Some of Henry's friends have teeth that look like picket fences running across their smiles, with each tooth spaced evenly, better to let the breeze blow through. Henry's teeth, on the other hand, are packed tightly against each other like tiny pieces of porcelain. So when he looked up at me last Saturday to tell me about his day, I knew just by looking that he had his very first loose tooth.
While his older sister had waited eagerly for her first tooth to fall out, I don't think Henry ever gave it much thought before I interrupted his story to ask if his tooth was loose. He stopped instantly -- and Henry never stops anything instantly -- and his eyes narrowed slightly as his tongue investigated. At a loss for an answer, he responded with a question of his own.
"I think your tooth is loose."
A sliver of darkness stood next to one of his lower teeth, and when I touched the tooth, it wiggled. Leslie and I were excited for him, but Henry didn't seem too interested.
Later that night when he bit into a sandwich during a class picnic at the park, he suddenly became much more interested. His tooth bent forward and blood dripped from his lower lip. Now he was scared. I think I've pulled out almost all of Alison's teeth, so I offered my services to Henry. He refused, and his tooth hung on for another day.
By Sunday afternoon I had had enough. He was complaining that it hurt when he ate, and when he talked to us, the tooth waved back and forth like a white flag of surrender. It had to come out.
But Henry wasn't interested. Not even the magical stories I told him about the tooth fairy could outweigh the pain he imagined, so I had no choice but to lie to him.
"Why don't you lie down in my lap here so I can get a good look at your tooth?"
"Don't worry. I won't pull it out. I just want to look at it up close, okay?"
Thirty seconds later the tooth was out, and Henry was smiling...
Later that night Henry tucked his tiny tooth underneath his pillow and asked me about the tooth fairy.
"Can I see her?"
"No, she'll come while you're sleeping, take your tooth, and leave a surprize."

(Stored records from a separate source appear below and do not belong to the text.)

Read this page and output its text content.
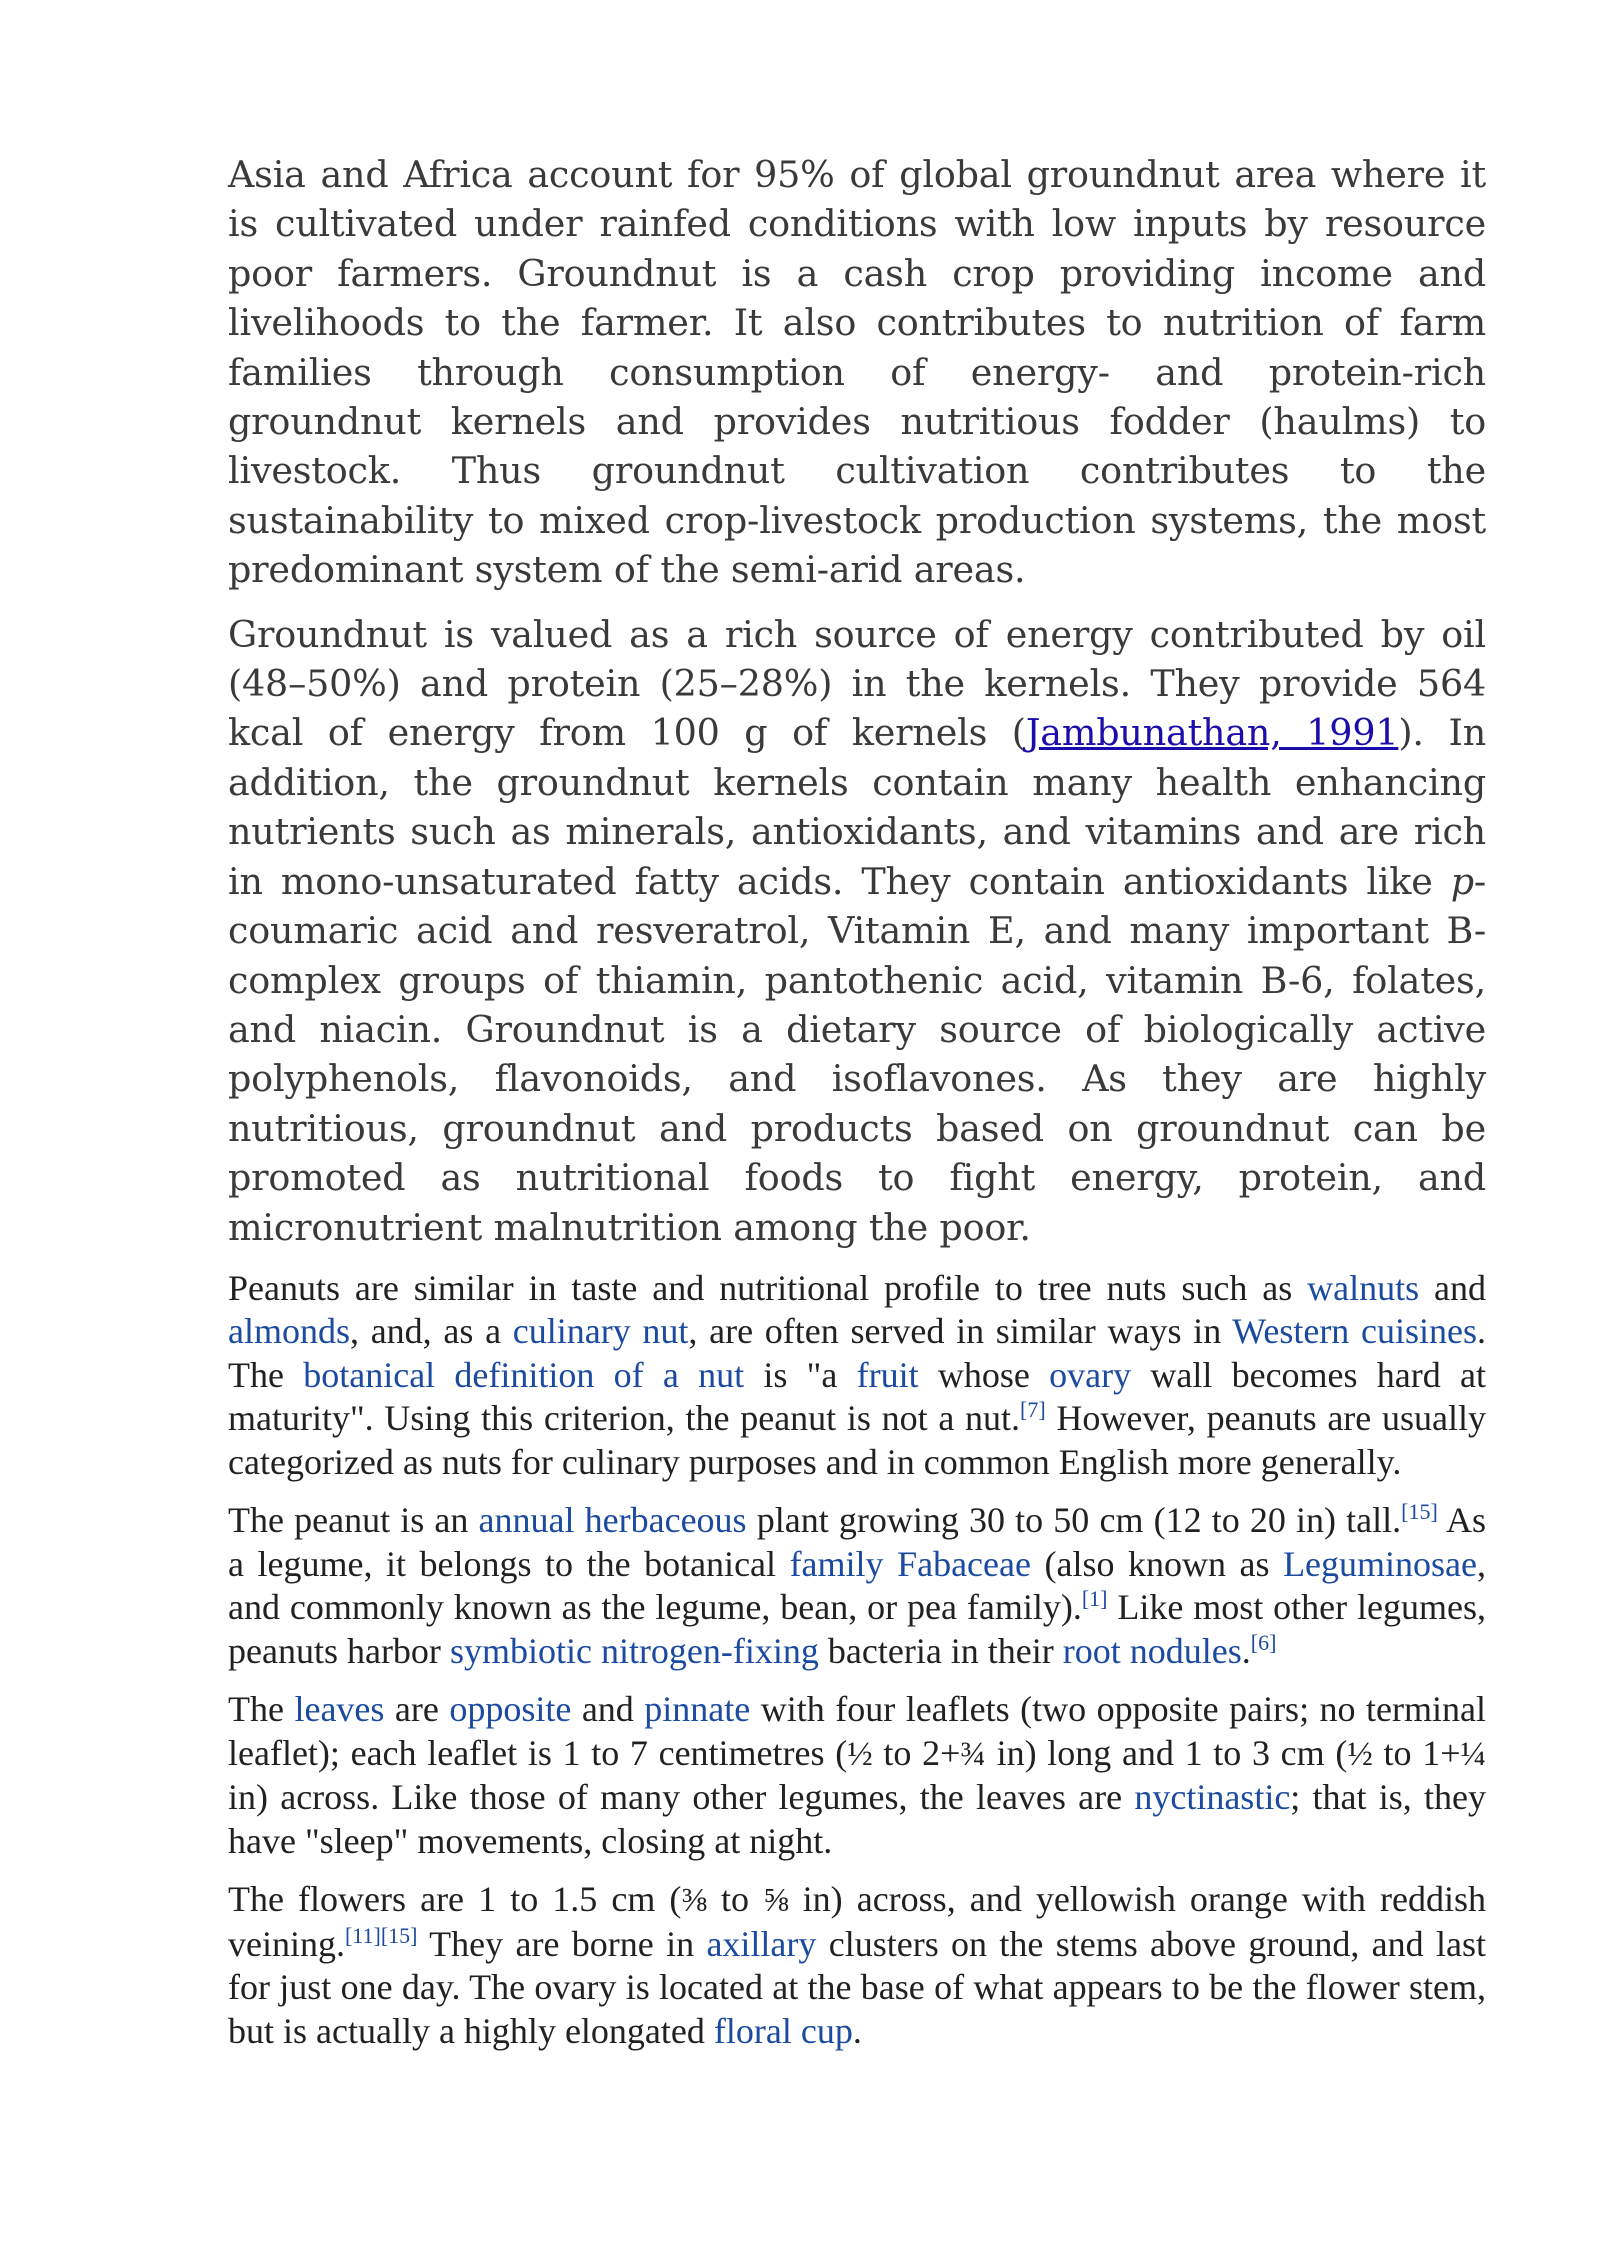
Asia and Africa account for 95% of global groundnut area where it is cultivated under rainfed conditions with low inputs by resource poor farmers. Groundnut is a cash crop providing income and livelihoods to the farmer. It also contributes to nutrition of farm families through consumption of energy- and protein-rich groundnut kernels and provides nutritious fodder (haulms) to livestock. Thus groundnut cultivation contributes to the sustainability to mixed crop-livestock production systems, the most predominant system of the semi-arid areas.

Groundnut is valued as a rich source of energy contributed by oil (48–50%) and protein (25–28%) in the kernels. They provide 564 kcal of energy from 100 g of kernels (Jambunathan, 1991). In addition, the groundnut kernels contain many health enhancing nutrients such as minerals, antioxidants, and vitamins and are rich in mono-unsaturated fatty acids. They contain antioxidants like p-coumaric acid and resveratrol, Vitamin E, and many important B-complex groups of thiamin, pantothenic acid, vitamin B-6, folates, and niacin. Groundnut is a dietary source of biologically active polyphenols, flavonoids, and isoflavones. As they are highly nutritious, groundnut and products based on groundnut can be promoted as nutritional foods to fight energy, protein, and micronutrient malnutrition among the poor.

Peanuts are similar in taste and nutritional profile to tree nuts such as walnuts and almonds, and, as a culinary nut, are often served in similar ways in Western cuisines. The botanical definition of a nut is "a fruit whose ovary wall becomes hard at maturity". Using this criterion, the peanut is not a nut.[7] However, peanuts are usually categorized as nuts for culinary purposes and in common English more generally.

The peanut is an annual herbaceous plant growing 30 to 50 cm (12 to 20 in) tall.[15] As a legume, it belongs to the botanical family Fabaceae (also known as Leguminosae, and commonly known as the legume, bean, or pea family).[1] Like most other legumes, peanuts harbor symbiotic nitrogen-fixing bacteria in their root nodules.[6]

The leaves are opposite and pinnate with four leaflets (two opposite pairs; no terminal leaflet); each leaflet is 1 to 7 centimetres (½ to 2+¾ in) long and 1 to 3 cm (½ to 1+¼ in) across. Like those of many other legumes, the leaves are nyctinastic; that is, they have "sleep" movements, closing at night.

The flowers are 1 to 1.5 cm (⅜ to ⅝ in) across, and yellowish orange with reddish veining.[11][15] They are borne in axillary clusters on the stems above ground, and last for just one day. The ovary is located at the base of what appears to be the flower stem, but is actually a highly elongated floral cup.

Suddenly, he started to worry.
"But I don't want her to come! She might take all my toys!"
"No, don't worry about that. She'll only take your tooth."
"But she will wake me up!"
"No, she's just like Santa Claus and the Easter Bunny. She doesn't want you to see her."

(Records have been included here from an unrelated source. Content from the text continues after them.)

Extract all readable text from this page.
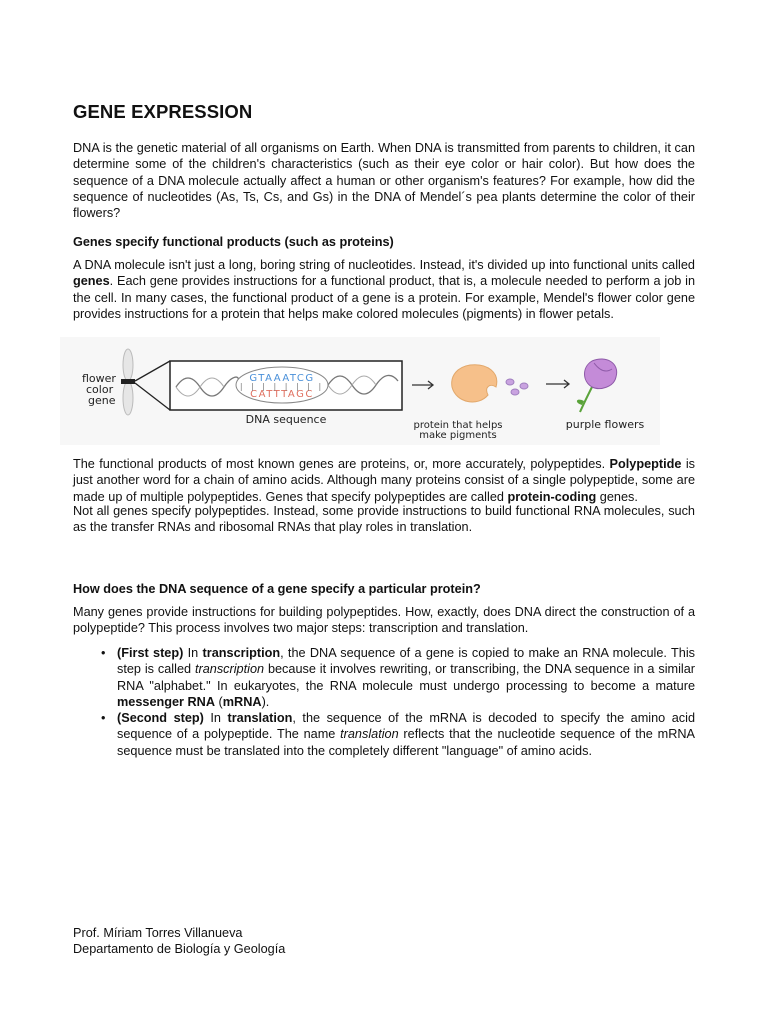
GENE EXPRESSION

DNA is the genetic material of all organisms on Earth. When DNA is transmitted from parents to children, it can determine some of the children's characteristics (such as their eye color or hair color). But how does the sequence of a DNA molecule actually affect a human or other organism's features? For example, how did the sequence of nucleotides (As, Ts, Cs, and Gs) in the DNA of Mendel´s pea plants determine the color of their flowers?

Genes specify functional products (such as proteins)

A DNA molecule isn't just a long, boring string of nucleotides. Instead, it's divided up into functional units called genes. Each gene provides instructions for a functional product, that is, a molecule needed to perform a job in the cell. In many cases, the functional product of a gene is a protein. For example, Mendel's flower color gene provides instructions for a protein that helps make colored molecules (pigments) in flower petals.

The functional products of most known genes are proteins, or, more accurately, polypeptides. Polypeptide is just another word for a chain of amino acids. Although many proteins consist of a single polypeptide, some are made up of multiple polypeptides. Genes that specify polypeptides are called protein-coding genes.

Not all genes specify polypeptides. Instead, some provide instructions to build functional RNA molecules, such as the transfer RNAs and ribosomal RNAs that play roles in translation.

How does the DNA sequence of a gene specify a particular protein?

Many genes provide instructions for building polypeptides. How, exactly, does DNA direct the construction of a polypeptide? This process involves two major steps: transcription and translation.

• (First step) In transcription, the DNA sequence of a gene is copied to make an RNA molecule. This step is called transcription because it involves rewriting, or transcribing, the DNA sequence in a similar RNA "alphabet." In eukaryotes, the RNA molecule must undergo processing to become a mature messenger RNA (mRNA).
• (Second step) In translation, the sequence of the mRNA is decoded to specify the amino acid sequence of a polypeptide. The name translation reflects that the nucleotide sequence of the mRNA sequence must be translated into the completely different "language" of amino acids.
flower
color
gene
GTAAATCG
CATTTAGC
| | | | | | | |
DNA sequence	protein that helps
make pigments
purple flowers
Prof. Míriam Torres Villanueva
Departamento de Biología y Geología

"Yes, she's gonna wake me up!"
"She's gonna say, 'Henry, I'm taking your tooth!' And she's gonna scare me!"
I finally convinced him that everything would be okay, and he went to sleep.

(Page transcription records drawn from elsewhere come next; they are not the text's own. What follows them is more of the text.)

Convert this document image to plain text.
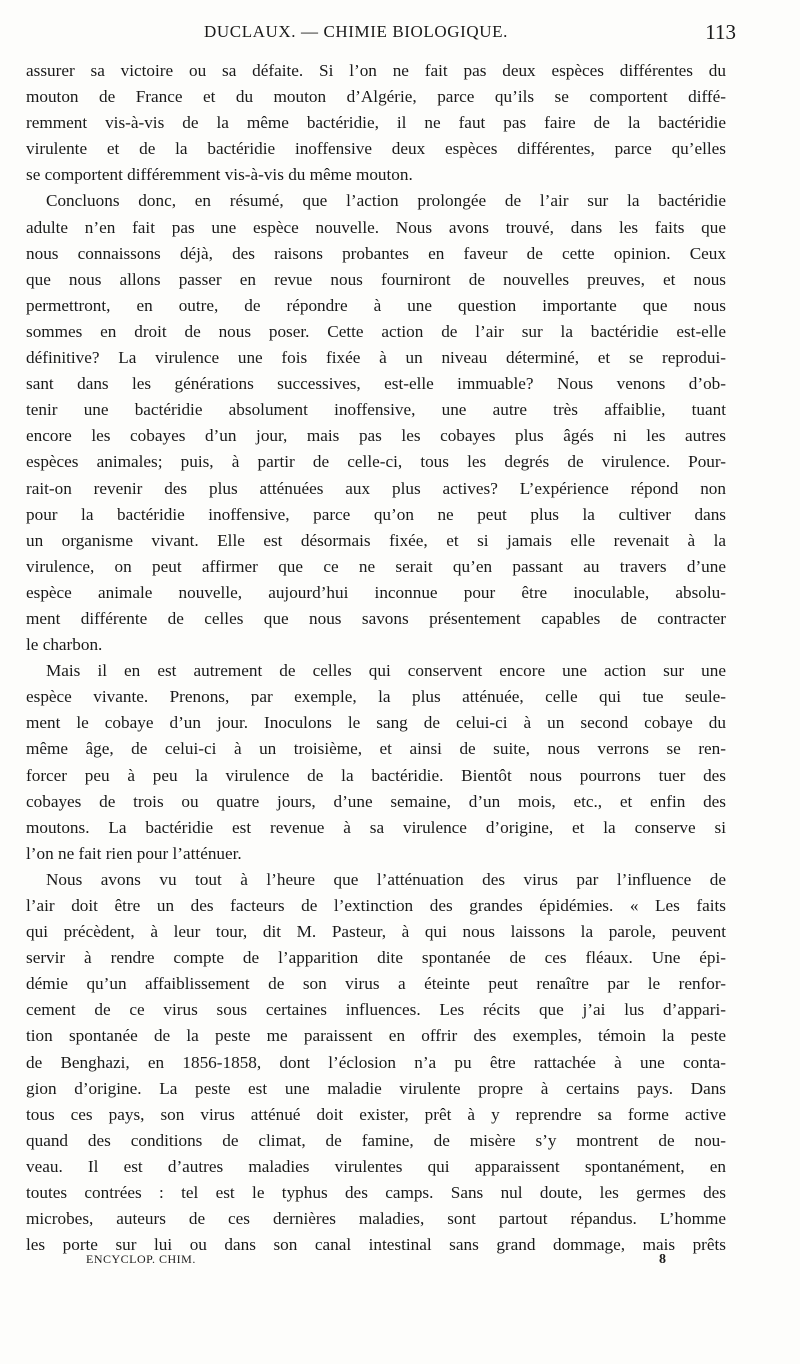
DUCLAUX. — CHIMIE BIOLOGIQUE.	113
assurer sa victoire ou sa défaite. Si l’on ne fait pas deux espèces différentes du
mouton de France et du mouton d’Algérie, parce qu’ils se comportent diffé-
remment vis-à-vis de la même bactéridie, il ne faut pas faire de la bactéridie
virulente et de la bactéridie inoffensive deux espèces différentes, parce qu’elles
se comportent différemment vis-à-vis du même mouton.
Concluons donc, en résumé, que l’action prolongée de l’air sur la bactéridie
adulte n’en fait pas une espèce nouvelle. Nous avons trouvé, dans les faits que
nous connaissons déjà, des raisons probantes en faveur de cette opinion. Ceux
que nous allons passer en revue nous fourniront de nouvelles preuves, et nous
permettront, en outre, de répondre à une question importante que nous
sommes en droit de nous poser. Cette action de l’air sur la bactéridie est-elle
définitive? La virulence une fois fixée à un niveau déterminé, et se reprodui-
sant dans les générations successives, est-elle immuable? Nous venons d’ob-
tenir une bactéridie absolument inoffensive, une autre très affaiblie, tuant
encore les cobayes d’un jour, mais pas les cobayes plus âgés ni les autres
espèces animales; puis, à partir de celle-ci, tous les degrés de virulence. Pour-
rait-on revenir des plus atténuées aux plus actives? L’expérience répond non
pour la bactéridie inoffensive, parce qu’on ne peut plus la cultiver dans
un organisme vivant. Elle est désormais fixée, et si jamais elle revenait à la
virulence, on peut affirmer que ce ne serait qu’en passant au travers d’une
espèce animale nouvelle, aujourd’hui inconnue pour être inoculable, absolu-
ment différente de celles que nous savons présentement capables de contracter
le charbon.
Mais il en est autrement de celles qui conservent encore une action sur une
espèce vivante. Prenons, par exemple, la plus atténuée, celle qui tue seule-
ment le cobaye d’un jour. Inoculons le sang de celui-ci à un second cobaye du
même âge, de celui-ci à un troisième, et ainsi de suite, nous verrons se ren-
forcer peu à peu la virulence de la bactéridie. Bientôt nous pourrons tuer des
cobayes de trois ou quatre jours, d’une semaine, d’un mois, etc., et enfin des
moutons. La bactéridie est revenue à sa virulence d’origine, et la conserve si
l’on ne fait rien pour l’atténuer.
Nous avons vu tout à l’heure que l’atténuation des virus par l’influence de
l’air doit être un des facteurs de l’extinction des grandes épidémies. « Les faits
qui précèdent, à leur tour, dit M. Pasteur, à qui nous laissons la parole, peuvent
servir à rendre compte de l’apparition dite spontanée de ces fléaux. Une épi-
démie qu’un affaiblissement de son virus a éteinte peut renaître par le renfor-
cement de ce virus sous certaines influences. Les récits que j’ai lus d’appari-
tion spontanée de la peste me paraissent en offrir des exemples, témoin la peste
de Benghazi, en 1856-1858, dont l’éclosion n’a pu être rattachée à une conta-
gion d’origine. La peste est une maladie virulente propre à certains pays. Dans
tous ces pays, son virus atténué doit exister, prêt à y reprendre sa forme active
quand des conditions de climat, de famine, de misère s’y montrent de nou-
veau. Il est d’autres maladies virulentes qui apparaissent spontanément, en
toutes contrées : tel est le typhus des camps. Sans nul doute, les germes des
microbes, auteurs de ces dernières maladies, sont partout répandus. L’homme
les porte sur lui ou dans son canal intestinal sans grand dommage, mais prêts
ENCYCLOP. CHIM.	8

He was awake again and in our bedroom at 6:15, earlier than he has ever gotten up, and he was complaining.
"The tooth fairy took my tooth, but she didn't give me anything!"
Leslie lifted her head and scolded me with sleepy eyes, but I hadn't done anything wrong. True, I had almost forgotten, but I had slipped a Sacagawea Golden Dollar under Henry's pillow just before I had gone to sleep the night before. I took Henry back to his room where we found the coin on his floor. He crawled back into bed with his reward clutched in his fist, and we all lived happily ever after.